Innovations in technology and politics have been significant factors for the expansion of government agencies and the administrative laws that govern citizens. Seaquist (2012) suggests these government agencies are also considered the fourth branch of government. Since the 1930s, the federal government has been expanding its regulatory authority on most areas that affect commerce. Congress created these administrative agencies to oversee and manage specific functions. In addition, they are empowered to create agency rules set forth by guidelines provided from the Administrative Procedure Act (APA). Furthermore, these agencies have the force of the law to support them (Seaquist, 2012). For example, Federal agencies consist of two separate branches: (a) independent and (b) executive. These agencies manage regulatory control and are powerful entities. Independent agencies (some of which include the EPA, EEOC, FCC, ICC and FTC) are granted the power to create their own rules, enforce them, conduct investigations and arbitrate disputes. In other words, they have been granted the power to act as legislator, law-enforcement, judge and jury. Executive agencies, on the other hand, serve to assist carrying out the responsibilities of the executive branch of the government. These agencies include the Justice Department’s FBI, the Treasury Department’s US Customs Service, the FDA is part of the Health and Human Services Department, and the FAA is an offshoot of the Transportation Department. These agencies, unlike independent agencies, are under the direction and control of the US President, who is also responsible for appointing and removing staff members. These agencies serve to regulate and control laws that govern society.
With all these agencies and the government regulations established, how was an event like the credit crisis of 2008 even possible? Blinder (2013) reminds us that as many witnessed the financial crisis unfold, one of the most perplexing issues Americans faced was how very little explanation was offered as to why and how it occurred. During the crisis, President Bush, on his way out of office, was elusive, and although President Obama was more visible, his explanation fell short of what the citizens deserved (Blinder, 2013). For example, the US economy, leading up to the crisis was that of growth and job creation. According to Jarvis (2012) Alan Greenspan, the head of the Federal Reserve governmental agency lowered interest rates which made investors eager to take advantage of (Jarvis, 2013). In other words he created cheap credit and made borrowing money easy which motivated bankers and lenders. The investment bankers in turn used their leverage to control outcomes to make more money by joining banks together with homeowners offering high risk sub-prime loans.

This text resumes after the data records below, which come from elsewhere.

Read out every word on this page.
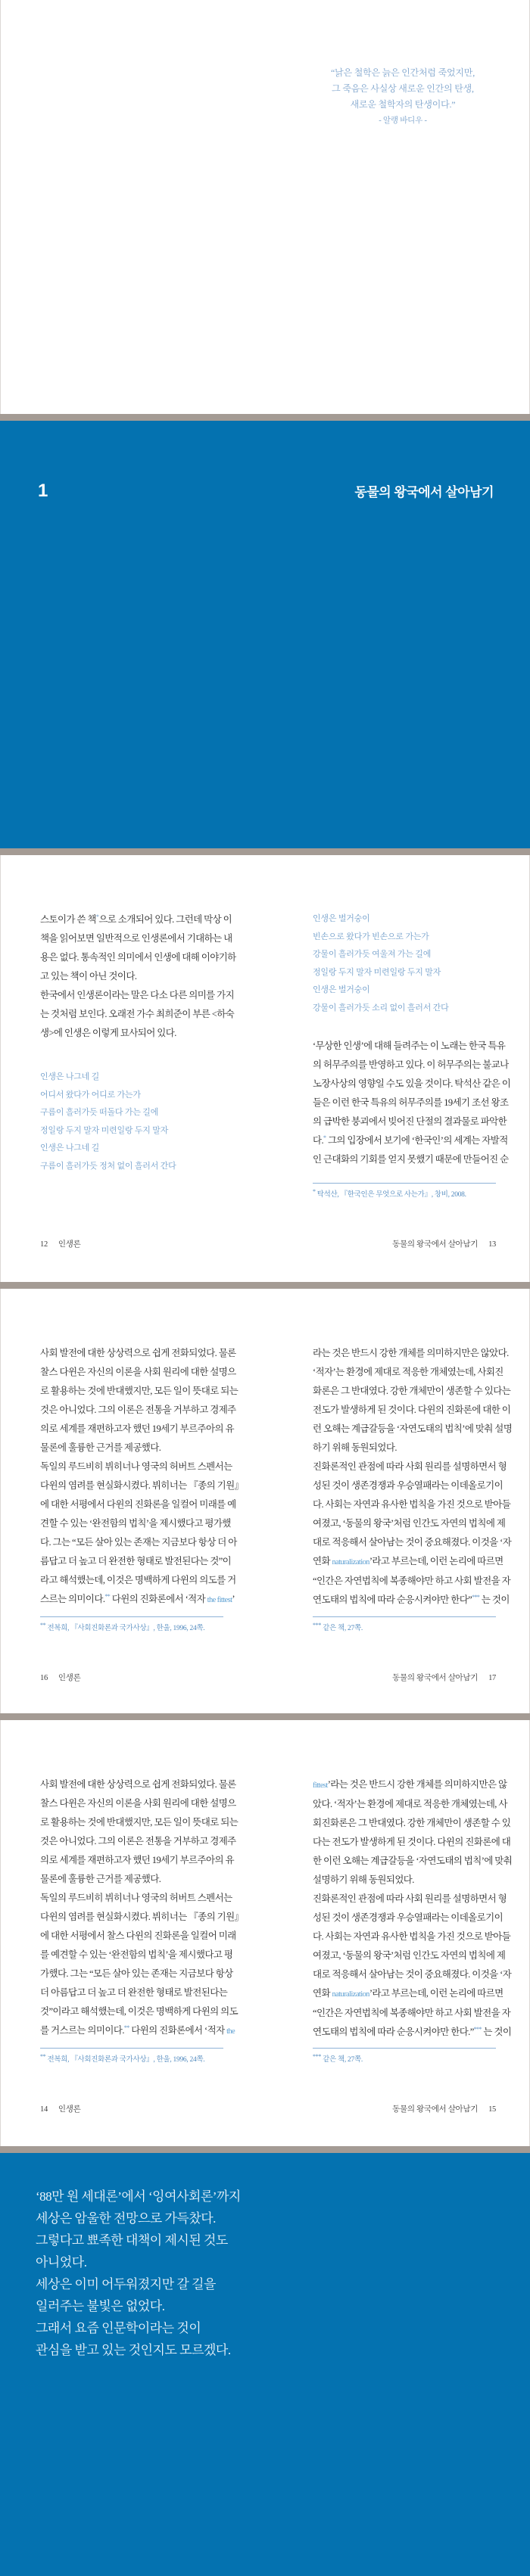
“낡은 철학은 늙은 인간처럼 죽었지만,
그 죽음은 사실상 새로운 인간의 탄생,
새로운 철학자의 탄생이다.”
- 알랭 바디우 -
1	동물의 왕국에서 살아남기
스토이가 쓴 책*으로 소개되어 있다. 그런데 막상 이
책을 읽어보면 일반적으로 인생론에서 기대하는 내
용은 없다. 통속적인 의미에서 인생에 대해 이야기하
고 있는 책이 아닌 것이다.
한국에서 인생론이라는 말은 다소 다른 의미를 가지
는 것처럼 보인다. 오래전 가수 최희준이 부른 <하숙
생>에 인생은 이렇게 묘사되어 있다.
인생은 나그네 길
어디서 왔다가 어디로 가는가
구름이 흘러가듯 떠돌다 가는 길에
정일랑 두지 말자 미련일랑 두지 말자
인생은 나그네 길
구름이 흘러가듯 정처 없이 흘러서 간다
인생은 벌거숭이
빈손으로 왔다가 빈손으로 가는가
강물이 흘러가듯 여울져 가는 길에
정일랑 두지 말자 미련일랑 두지 말자
인생은 벌거숭이
강물이 흘러가듯 소리 없이 흘러서 간다
‘무상한 인생’에 대해 들려주는 이 노래는 한국 특유
의 허무주의를 반영하고 있다. 이 허무주의는 불교나
노장사상의 영향일 수도 있을 것이다. 탁석산 같은 이
들은 이런 한국 특유의 허무주의를 19세기 조선 왕조
의 급박한 붕괴에서 빚어진 단절의 결과물로 파악한
다.* 그의 입장에서 보기에 ‘한국인’의 세계는 자발적
인 근대화의 기회를 얻지 못했기 때문에 만들어진 순
* 탁석산, 『한국인은 무엇으로 사는가』, 창비, 2008.
12 인생론	동물의 왕국에서 살아남기 13
사회 발전에 대한 상상력으로 쉽게 전화되었다. 물론
찰스 다윈은 자신의 이론을 사회 원리에 대한 설명으
로 활용하는 것에 반대했지만, 모든 일이 뜻대로 되는
것은 아니었다. 그의 이론은 전통을 거부하고 경제주
의로 세계를 재편하고자 했던 19세기 부르주아의 유
물론에 훌륭한 근거를 제공했다.
독일의 루드비히 뷔히너나 영국의 허버트 스펜서는
다윈의 염려를 현실화시켰다. 뷔히너는 『종의 기원』
에 대한 서평에서 다윈의 진화론을 일컬어 미래를 예
견할 수 있는 ‘완전함의 법칙’을 제시했다고 평가했
다. 그는 “모든 살아 있는 존재는 지금보다 항상 더 아
름답고 더 높고 더 완전한 형태로 발전된다는 것”이
라고 해석했는데, 이것은 명백하게 다윈의 의도를 거
스르는 의미이다.** 다윈의 진화론에서 ‘적자 the fittest’
라는 것은 반드시 강한 개체를 의미하지만은 않았다.
‘적자’는 환경에 제대로 적응한 개체였는데, 사회진
화론은 그 반대였다. 강한 개체만이 생존할 수 있다는
전도가 발생하게 된 것이다. 다윈의 진화론에 대한 이
런 오해는 계급갈등을 ‘자연도태의 법칙’에 맞춰 설명
하기 위해 동원되었다.
진화론적인 관점에 따라 사회 원리를 설명하면서 형
성된 것이 생존경쟁과 우승열패라는 이데올로기이
다. 사회는 자연과 유사한 법칙을 가진 것으로 받아들
여졌고, ‘동물의 왕국’처럼 인간도 자연의 법칙에 제
대로 적응해서 살아남는 것이 중요해졌다. 이것을 ‘자
연화 naturalization’라고 부르는데, 이런 논리에 따르면
“인간은 자연법칙에 복종해야만 하고 사회 발전을 자
연도태의 법칙에 따라 순응시켜야만 한다”*** 는 것이
** 전복희, 『사회진화론과 국가사상』, 한울, 1996, 24쪽.	*** 같은 책, 27쪽.
16 인생론	동물의 왕국에서 살아남기 17
사회 발전에 대한 상상력으로 쉽게 전화되었다. 물론
찰스 다윈은 자신의 이론을 사회 원리에 대한 설명으
로 활용하는 것에 반대했지만, 모든 일이 뜻대로 되는
것은 아니었다. 그의 이론은 전통을 거부하고 경제주
의로 세계를 재편하고자 했던 19세기 부르주아의 유
물론에 훌륭한 근거를 제공했다.
독일의 루드비히 뷔히너나 영국의 허버트 스펜서는
다윈의 염려를 현실화시켰다. 뷔히너는 『종의 기원』
에 대한 서평에서 찰스 다윈의 진화론을 일컬어 미래
를 예견할 수 있는 ‘완전함의 법칙’을 제시했다고 평
가했다. 그는 “모든 살아 있는 존재는 지금보다 항상
더 아름답고 더 높고 더 완전한 형태로 발전된다는
것”이라고 해석했는데, 이것은 명백하게 다윈의 의도
를 거스르는 의미이다.** 다윈의 진화론에서 ‘적자 the
fittest’라는 것은 반드시 강한 개체를 의미하지만은 않
았다. ‘적자’는 환경에 제대로 적응한 개체였는데, 사
회진화론은 그 반대였다. 강한 개체만이 생존할 수 있
다는 전도가 발생하게 된 것이다. 다윈의 진화론에 대
한 이런 오해는 계급갈등을 ‘자연도태의 법칙’에 맞춰
설명하기 위해 동원되었다.
진화론적인 관점에 따라 사회 원리를 설명하면서 형
성된 것이 생존경쟁과 우승열패라는 이데올로기이
다. 사회는 자연과 유사한 법칙을 가진 것으로 받아들
여졌고, ‘동물의 왕국’처럼 인간도 자연의 법칙에 제
대로 적응해서 살아남는 것이 중요해졌다. 이것을 ‘자
연화 naturalization’라고 부르는데, 이런 논리에 따르면
“인간은 자연법칙에 복종해야만 하고 사회 발전을 자
연도태의 법칙에 따라 순응시켜야만 한다.”*** 는 것이
** 전복희, 『사회진화론과 국가사상』, 한울, 1996, 24쪽.	*** 같은 책, 27쪽.
14 인생론	동물의 왕국에서 살아남기 15
‘88만 원 세대론’에서 ‘잉여사회론’까지
세상은 암울한 전망으로 가득찼다.
그렇다고 뾰족한 대책이 제시된 것도
아니었다.
세상은 이미 어두워졌지만 갈 길을
일러주는 불빛은 없었다.
그래서 요즘 인문학이라는 것이
관심을 받고 있는 것인지도 모르겠다.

So the million dollar question is, if these government agencies were established to oversee and regulate laws, how were Wall Street investors and bankers able to create the credit crisis in the first place? And even more important, why was no one held accountable for their conduct or their part in creating the crisis? Soros (2008) contends that the crisis was slow in coming and that authorities could have anticipated it several years in advance when the “dot com” industry of the internet exploded in 2000. The Federal Government responded by cutting interest rates. This cheap money helped create a housing explosion because of leveraged buyouts and other excesses. The mind set was that because money was practically free, lenders kept lending until there was no one left to lend to (Soros, 2008). What could have prevented this? Many agree there is no one easy answer. Government agencies are there to help prevent situations like this, but when government officials are also being compensated by big business and are favored by Wall Street, they are more inclined to look the other way and go with the flow, until the situation reaches a tipping point. In other words, until those in places of authority are caught in ethical misconduct, these situations will occur because of issues like greed and power. Until serious reforms are implemented from trusted institutions these events will continue to surface. The first order of business in my view, is to identify the agencies and authorities that have a proven record of trust and ethical behavior including spotless track records. Use those as models to build others. Unfortunately, however, it has been difficult to discern who is trustworthy and truly have the citizen’s best interests at heart.
The US economy has endured financial crises in the past, but the credit crisis was a new beast that spread like wildfire from one market across many others. One thing is certain, that the financial markets and authorities were very slow to recognize that the global economy would be affected. Perhaps there were those that did not care about the consequences because they were too consumed by the wealth and affluence they enjoyed. What this crisis did reveal however, was that greed and excesses were at the root of the credit crisis. The good news is that the value of the American dollar will continue to grow because of the ongoing expansion of raw materials and energy. For example, biofuel legislation is generating a boom in agricultural products. Economic growth and falling interest rates in countries like China that turn negative, are positive signs that is normally associated with economic growth. This gives hope that the winds of change are making progress.
Blinder, A. (2013). After the music stopped: The financial crisis, the response, and the work ahead. New York, NY: The Penguin Press.
Jarvis, J. (2013). The crisis of credit visualized. Pasadena, CA, USA. Retrieved August 11, 2013, from http://vimeo.com/3261363
Seaquist, G. (2012). Business law for managers. San Diego, CA: Bridgepoint Education, Inc.
Soros, G. (2008). The new paradigm for financial markets: The credit crisis of 2008 and what it means. New York, NY: PublicAffairs.